Very close to Ukraine, the Italian cartoonist Igort kept in pictures the diary of the invasion of the country by Russian troops. Human and chilling.
The designer is Italian. His name is Igort, a pseudonym made up of his Russian first name, Igor, because his parents were crazy about Slavic culture. He himself married a Ukrainian. And he has been interested in what is happening in the East for many years now.

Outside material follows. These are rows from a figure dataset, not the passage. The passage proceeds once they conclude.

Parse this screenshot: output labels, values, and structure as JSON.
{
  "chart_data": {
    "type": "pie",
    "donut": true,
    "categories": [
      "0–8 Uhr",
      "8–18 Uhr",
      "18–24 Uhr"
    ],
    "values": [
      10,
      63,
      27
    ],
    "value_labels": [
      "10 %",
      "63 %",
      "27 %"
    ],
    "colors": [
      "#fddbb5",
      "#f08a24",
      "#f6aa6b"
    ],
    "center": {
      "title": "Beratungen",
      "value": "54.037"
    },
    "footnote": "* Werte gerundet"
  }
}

Survival at the end of the line
It gave The Russian Notebooks And The Ukrainian Notebookswherein he returned at length and painfully to the Holodomor, the great famine imposed by Stalin, which decimated the Ukrainian population, in 1932 and 1933. Igort signs today Diary of an Invasiona story-testimony based on the daily phone calls made with loved ones, family, friends who were in Ukraine, during the first days of a war that Vladimir Putin had wanted ‘lightning’, and which lasts since a year.
One of the many qualities of this book is precisely the reminder of the historical dimension of this conflict. Igort does this, without hiding anything either from the pro-Nazi wanderings of certain Ukrainians during the Second World War. Another quality of this book is to have chosen to treat the current conflict by composing a puzzle of small stories. By staging clearly identified men, women, young and old.
“The idea is to look at History with the smallest possible gaze: all the primary things, to feed, to survive, to wash, with the lack of electricity, the lack of heating, the lack of water.”
The designer Igortat franceinfo
Igort’s graphic signature is powerful. He works with a pen and often looks his characters in the eye. To hide nothing of the violence and suffering. But taking care not to make fun of the horrors of war.
“With a testimonial book, we don’t have the right to drawing pornography. We have to take a step back. When violence goes beyond what is acceptable, I try to represent it with somewhat cubist visions.”
The designer Igortat franceinfo
This nudity of the line is terribly effective. The Ukrainian notebooks, Diary of an invasionIgort, published by Futuropolis.